L'équipe de bardage, par suite du fonctionnement du monte-charges du premier étage, se trouva augmentée de : un mécanicien, un monteur à chaque treuil, et, au sol, un amarreur.
A chaque installation de monte-charges, l'équipe d'approvisionnement s'augmenta du même nombre d'hommes.
Après l'achèvement des échafaudages, on forma une nouvelle équipe qui, sous la direction du chef charpentier devenu disponible, commença le montage de la galerie du premier étage; aussitôt que les poutres du deuxième étage furent assemblées et les boites à sable enlevées, une partie de cette équipe démolit les échafaudages.

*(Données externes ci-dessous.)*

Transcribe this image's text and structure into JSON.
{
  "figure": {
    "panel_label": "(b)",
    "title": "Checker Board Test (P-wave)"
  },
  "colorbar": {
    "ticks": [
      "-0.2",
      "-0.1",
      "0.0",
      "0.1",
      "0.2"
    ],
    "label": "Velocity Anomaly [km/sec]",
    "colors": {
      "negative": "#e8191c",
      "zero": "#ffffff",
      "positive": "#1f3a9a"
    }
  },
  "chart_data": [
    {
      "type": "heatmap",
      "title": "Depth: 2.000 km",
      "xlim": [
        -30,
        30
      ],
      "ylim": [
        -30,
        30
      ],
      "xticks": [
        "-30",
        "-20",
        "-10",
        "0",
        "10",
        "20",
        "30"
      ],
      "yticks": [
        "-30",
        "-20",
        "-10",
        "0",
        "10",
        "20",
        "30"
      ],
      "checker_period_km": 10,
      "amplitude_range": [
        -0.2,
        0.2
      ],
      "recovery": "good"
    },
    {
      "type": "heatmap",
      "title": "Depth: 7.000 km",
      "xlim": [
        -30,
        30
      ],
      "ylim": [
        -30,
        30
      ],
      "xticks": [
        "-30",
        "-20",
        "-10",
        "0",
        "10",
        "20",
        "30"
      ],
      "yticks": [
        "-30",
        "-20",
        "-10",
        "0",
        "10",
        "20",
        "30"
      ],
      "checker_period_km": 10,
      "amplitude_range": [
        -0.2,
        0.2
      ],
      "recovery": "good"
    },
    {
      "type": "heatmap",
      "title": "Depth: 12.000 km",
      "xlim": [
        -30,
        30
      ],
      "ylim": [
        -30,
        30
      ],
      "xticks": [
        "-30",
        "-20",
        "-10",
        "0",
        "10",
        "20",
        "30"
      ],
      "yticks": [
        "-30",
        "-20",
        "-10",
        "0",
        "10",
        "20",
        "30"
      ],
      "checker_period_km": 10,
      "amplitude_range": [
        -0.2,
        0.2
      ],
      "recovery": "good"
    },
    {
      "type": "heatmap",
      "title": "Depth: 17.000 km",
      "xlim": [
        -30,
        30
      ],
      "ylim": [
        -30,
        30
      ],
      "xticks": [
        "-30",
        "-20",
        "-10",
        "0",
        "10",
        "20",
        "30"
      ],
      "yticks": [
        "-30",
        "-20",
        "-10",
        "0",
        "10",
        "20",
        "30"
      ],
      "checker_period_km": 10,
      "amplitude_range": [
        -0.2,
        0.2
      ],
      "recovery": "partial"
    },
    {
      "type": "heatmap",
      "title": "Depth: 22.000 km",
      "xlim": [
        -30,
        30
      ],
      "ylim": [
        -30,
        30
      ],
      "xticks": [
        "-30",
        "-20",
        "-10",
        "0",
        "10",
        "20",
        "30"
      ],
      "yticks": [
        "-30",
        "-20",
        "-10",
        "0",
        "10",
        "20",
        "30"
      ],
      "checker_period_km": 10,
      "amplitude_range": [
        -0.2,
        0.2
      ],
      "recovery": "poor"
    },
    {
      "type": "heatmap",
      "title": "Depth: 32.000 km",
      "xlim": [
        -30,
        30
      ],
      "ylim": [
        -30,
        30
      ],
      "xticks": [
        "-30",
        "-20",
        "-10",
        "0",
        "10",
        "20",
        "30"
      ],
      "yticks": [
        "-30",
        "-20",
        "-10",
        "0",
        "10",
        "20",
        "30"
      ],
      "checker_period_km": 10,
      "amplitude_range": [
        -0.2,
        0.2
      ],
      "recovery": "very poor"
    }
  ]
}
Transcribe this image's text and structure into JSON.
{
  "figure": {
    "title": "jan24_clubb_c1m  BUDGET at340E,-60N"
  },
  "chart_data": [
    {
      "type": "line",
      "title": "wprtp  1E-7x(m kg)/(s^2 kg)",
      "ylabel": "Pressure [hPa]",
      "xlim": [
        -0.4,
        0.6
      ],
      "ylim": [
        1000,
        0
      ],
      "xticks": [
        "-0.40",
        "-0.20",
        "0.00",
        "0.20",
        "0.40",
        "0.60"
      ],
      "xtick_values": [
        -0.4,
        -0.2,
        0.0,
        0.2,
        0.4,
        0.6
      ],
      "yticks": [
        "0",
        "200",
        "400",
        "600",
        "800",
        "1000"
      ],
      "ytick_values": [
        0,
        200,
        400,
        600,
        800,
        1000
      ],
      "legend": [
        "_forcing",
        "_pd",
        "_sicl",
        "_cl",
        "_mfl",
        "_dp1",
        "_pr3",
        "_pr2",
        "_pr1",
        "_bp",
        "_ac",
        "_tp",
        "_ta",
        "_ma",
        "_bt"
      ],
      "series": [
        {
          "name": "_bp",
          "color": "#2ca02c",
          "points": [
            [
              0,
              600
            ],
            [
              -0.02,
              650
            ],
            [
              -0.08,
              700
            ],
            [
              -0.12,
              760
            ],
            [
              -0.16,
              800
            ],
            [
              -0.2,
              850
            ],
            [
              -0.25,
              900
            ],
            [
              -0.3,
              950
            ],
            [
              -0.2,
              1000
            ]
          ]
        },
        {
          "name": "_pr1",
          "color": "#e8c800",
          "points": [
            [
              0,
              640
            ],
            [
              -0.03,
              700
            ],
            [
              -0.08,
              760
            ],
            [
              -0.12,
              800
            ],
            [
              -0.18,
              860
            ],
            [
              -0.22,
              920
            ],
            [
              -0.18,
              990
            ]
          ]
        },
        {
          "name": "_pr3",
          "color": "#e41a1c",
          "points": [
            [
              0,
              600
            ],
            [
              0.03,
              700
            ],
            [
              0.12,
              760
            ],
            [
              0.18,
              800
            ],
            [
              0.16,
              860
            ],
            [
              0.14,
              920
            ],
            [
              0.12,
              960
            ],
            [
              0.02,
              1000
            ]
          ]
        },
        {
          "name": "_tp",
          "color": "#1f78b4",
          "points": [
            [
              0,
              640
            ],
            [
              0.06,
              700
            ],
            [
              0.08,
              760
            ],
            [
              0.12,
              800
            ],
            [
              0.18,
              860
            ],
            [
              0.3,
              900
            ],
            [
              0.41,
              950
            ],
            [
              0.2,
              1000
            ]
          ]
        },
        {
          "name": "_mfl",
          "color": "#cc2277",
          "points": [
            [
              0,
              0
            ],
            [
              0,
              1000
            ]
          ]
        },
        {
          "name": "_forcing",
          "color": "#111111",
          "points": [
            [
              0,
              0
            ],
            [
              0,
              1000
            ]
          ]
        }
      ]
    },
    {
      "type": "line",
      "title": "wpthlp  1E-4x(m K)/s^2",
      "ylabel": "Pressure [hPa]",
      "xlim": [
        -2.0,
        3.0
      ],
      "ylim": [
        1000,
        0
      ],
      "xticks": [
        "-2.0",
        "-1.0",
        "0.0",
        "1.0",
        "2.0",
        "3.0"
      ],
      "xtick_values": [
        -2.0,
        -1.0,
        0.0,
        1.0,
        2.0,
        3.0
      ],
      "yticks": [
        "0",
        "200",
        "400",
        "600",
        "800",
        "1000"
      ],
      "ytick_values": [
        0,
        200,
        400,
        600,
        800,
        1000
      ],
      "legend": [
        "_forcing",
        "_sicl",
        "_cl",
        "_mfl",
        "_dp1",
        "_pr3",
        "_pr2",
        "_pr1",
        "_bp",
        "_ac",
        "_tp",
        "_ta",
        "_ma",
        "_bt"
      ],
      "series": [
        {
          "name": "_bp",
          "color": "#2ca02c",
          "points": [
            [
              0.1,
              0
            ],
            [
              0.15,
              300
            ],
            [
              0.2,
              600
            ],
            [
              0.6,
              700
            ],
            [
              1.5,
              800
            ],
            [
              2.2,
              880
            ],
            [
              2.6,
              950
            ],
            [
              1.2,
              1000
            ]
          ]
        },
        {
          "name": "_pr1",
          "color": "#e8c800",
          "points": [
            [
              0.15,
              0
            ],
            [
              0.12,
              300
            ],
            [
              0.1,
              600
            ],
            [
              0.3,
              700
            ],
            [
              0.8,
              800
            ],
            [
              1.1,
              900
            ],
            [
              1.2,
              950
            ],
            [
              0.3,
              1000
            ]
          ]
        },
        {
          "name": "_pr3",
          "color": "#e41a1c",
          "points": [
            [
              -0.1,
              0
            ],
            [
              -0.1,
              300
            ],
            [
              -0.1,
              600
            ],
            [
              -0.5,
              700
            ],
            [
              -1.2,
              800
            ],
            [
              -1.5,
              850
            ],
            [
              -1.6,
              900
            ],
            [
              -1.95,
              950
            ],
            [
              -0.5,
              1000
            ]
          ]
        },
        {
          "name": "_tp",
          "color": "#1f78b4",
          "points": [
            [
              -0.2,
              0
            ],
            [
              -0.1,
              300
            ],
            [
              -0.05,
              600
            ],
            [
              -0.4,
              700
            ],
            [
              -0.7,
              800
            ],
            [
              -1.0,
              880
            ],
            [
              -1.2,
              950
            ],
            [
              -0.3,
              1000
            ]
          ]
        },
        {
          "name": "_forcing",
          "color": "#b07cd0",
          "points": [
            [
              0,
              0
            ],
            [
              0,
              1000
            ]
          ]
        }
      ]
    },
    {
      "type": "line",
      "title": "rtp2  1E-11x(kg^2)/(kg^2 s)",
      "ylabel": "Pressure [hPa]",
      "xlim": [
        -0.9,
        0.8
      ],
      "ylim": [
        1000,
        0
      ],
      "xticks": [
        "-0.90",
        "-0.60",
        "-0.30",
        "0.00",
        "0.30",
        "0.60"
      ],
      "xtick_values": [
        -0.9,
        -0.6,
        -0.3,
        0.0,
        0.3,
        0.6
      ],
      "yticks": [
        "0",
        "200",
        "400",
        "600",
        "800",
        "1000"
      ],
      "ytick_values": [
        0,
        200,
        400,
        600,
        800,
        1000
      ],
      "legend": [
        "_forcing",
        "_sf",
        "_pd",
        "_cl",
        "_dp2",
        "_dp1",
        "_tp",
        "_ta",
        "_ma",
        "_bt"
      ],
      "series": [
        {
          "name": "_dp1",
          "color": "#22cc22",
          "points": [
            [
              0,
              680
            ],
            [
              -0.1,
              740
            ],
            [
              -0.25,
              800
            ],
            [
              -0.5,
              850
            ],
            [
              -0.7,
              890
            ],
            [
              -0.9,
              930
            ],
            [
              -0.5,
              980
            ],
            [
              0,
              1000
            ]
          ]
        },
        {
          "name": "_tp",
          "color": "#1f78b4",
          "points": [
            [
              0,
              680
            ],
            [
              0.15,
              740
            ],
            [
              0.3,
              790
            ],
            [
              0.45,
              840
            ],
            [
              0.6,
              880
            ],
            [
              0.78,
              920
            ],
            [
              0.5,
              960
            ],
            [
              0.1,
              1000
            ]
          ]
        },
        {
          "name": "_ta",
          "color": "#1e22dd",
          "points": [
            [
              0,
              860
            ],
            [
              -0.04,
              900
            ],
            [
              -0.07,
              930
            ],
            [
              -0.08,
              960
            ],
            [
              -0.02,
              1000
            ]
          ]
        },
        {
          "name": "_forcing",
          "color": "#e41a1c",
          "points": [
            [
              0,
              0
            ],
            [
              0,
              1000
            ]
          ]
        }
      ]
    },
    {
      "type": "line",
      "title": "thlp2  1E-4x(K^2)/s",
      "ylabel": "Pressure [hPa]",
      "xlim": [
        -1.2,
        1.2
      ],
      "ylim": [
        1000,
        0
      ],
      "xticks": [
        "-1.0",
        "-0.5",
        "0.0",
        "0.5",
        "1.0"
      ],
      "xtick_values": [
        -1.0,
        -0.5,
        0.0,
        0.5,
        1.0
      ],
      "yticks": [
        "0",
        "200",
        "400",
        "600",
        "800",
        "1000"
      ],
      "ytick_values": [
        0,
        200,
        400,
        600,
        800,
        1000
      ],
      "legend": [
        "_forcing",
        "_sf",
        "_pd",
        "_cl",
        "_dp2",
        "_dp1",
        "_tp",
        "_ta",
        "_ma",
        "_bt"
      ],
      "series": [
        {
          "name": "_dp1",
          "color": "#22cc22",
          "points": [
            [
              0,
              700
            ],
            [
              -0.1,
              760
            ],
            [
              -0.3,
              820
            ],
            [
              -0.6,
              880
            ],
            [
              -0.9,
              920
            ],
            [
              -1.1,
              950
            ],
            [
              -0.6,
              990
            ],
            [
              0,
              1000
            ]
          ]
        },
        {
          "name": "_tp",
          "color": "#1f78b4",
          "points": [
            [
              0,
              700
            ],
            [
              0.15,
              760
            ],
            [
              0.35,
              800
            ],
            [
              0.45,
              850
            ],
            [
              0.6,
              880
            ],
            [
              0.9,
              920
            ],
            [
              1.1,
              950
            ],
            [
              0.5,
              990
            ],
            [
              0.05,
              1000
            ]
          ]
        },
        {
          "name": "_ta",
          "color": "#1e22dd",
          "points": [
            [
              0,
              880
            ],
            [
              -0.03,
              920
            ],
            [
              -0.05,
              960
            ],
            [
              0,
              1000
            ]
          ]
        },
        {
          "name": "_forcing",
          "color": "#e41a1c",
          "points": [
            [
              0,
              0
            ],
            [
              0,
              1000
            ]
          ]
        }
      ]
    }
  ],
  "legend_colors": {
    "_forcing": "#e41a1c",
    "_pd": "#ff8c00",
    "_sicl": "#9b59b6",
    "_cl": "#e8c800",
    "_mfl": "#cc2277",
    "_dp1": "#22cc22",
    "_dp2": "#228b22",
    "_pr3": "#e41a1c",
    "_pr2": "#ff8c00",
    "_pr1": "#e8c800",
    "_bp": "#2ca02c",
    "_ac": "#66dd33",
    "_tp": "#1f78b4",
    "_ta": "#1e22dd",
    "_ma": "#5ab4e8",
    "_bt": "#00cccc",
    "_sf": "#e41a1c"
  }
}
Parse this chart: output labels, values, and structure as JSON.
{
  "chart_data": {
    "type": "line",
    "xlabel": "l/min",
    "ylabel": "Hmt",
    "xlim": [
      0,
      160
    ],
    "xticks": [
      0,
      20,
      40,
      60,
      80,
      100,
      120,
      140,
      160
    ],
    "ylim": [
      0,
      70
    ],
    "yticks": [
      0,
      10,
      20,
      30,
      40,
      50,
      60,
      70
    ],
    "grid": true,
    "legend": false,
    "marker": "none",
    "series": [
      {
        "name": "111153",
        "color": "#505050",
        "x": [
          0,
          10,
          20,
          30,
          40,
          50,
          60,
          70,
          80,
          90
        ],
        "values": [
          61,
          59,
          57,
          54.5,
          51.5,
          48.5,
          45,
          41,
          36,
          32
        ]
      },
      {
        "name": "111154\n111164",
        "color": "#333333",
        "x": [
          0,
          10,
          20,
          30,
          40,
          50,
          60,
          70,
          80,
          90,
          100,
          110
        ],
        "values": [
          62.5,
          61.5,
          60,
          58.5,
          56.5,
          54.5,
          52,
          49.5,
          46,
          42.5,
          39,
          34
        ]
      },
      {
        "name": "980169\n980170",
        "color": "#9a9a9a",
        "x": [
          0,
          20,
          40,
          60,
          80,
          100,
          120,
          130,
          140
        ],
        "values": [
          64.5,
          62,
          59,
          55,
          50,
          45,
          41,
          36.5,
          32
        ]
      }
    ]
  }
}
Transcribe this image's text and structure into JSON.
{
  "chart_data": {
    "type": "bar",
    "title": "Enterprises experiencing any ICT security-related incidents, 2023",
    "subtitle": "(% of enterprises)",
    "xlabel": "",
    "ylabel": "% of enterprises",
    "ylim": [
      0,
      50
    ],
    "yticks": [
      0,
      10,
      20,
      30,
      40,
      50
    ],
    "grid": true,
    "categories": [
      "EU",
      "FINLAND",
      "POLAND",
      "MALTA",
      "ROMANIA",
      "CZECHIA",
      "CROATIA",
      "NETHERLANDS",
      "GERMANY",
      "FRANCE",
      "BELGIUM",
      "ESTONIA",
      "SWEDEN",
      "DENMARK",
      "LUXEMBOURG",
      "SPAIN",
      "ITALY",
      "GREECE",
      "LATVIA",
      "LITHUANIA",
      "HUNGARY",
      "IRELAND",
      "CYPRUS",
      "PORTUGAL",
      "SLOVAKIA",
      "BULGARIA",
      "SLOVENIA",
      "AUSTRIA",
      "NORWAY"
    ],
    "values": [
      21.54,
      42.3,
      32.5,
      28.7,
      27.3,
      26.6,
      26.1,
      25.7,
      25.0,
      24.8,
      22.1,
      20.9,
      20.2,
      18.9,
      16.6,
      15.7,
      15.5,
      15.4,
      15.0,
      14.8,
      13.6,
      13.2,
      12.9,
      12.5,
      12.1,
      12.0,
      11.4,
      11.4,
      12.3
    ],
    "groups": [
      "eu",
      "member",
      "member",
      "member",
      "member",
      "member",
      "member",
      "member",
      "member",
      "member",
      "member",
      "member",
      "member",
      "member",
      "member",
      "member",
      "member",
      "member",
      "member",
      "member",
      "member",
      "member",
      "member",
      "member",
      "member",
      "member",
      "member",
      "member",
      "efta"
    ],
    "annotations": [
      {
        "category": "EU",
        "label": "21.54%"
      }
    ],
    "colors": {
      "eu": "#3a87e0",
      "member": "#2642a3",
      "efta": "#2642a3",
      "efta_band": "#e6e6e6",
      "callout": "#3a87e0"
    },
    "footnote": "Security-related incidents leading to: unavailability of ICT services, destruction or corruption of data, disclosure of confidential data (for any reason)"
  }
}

Au-dessus du deuxième étage, quand le nombre des grues en service se réduisit à deux, deux équipes devinrent disponibles.
Une équipe de riveurs
L'un des deux chefs d'équipe avec six charpentiers fut essentiellement affecté à l'installation des échafaudages de riveurs, dont l'importance était très grande et qui étaient complètement distincts de ceux des monteurs. Ces derniers devançaient toujours ceux des riveurs de la hauteur d'un panneau et avaient besoin d'appuis moins nombreux et moins solides. L'échafaudage de riveurs était, au contraire, un plancher continu entourant les arbalétriers extérieurs et couvrant tout l'espace intérieur; il était muni de garde-corps, et les hommes pouvaient se mouvoir sans crainte, sur cette vaste plate-forme, comme s'ils eussent été sur le sol même.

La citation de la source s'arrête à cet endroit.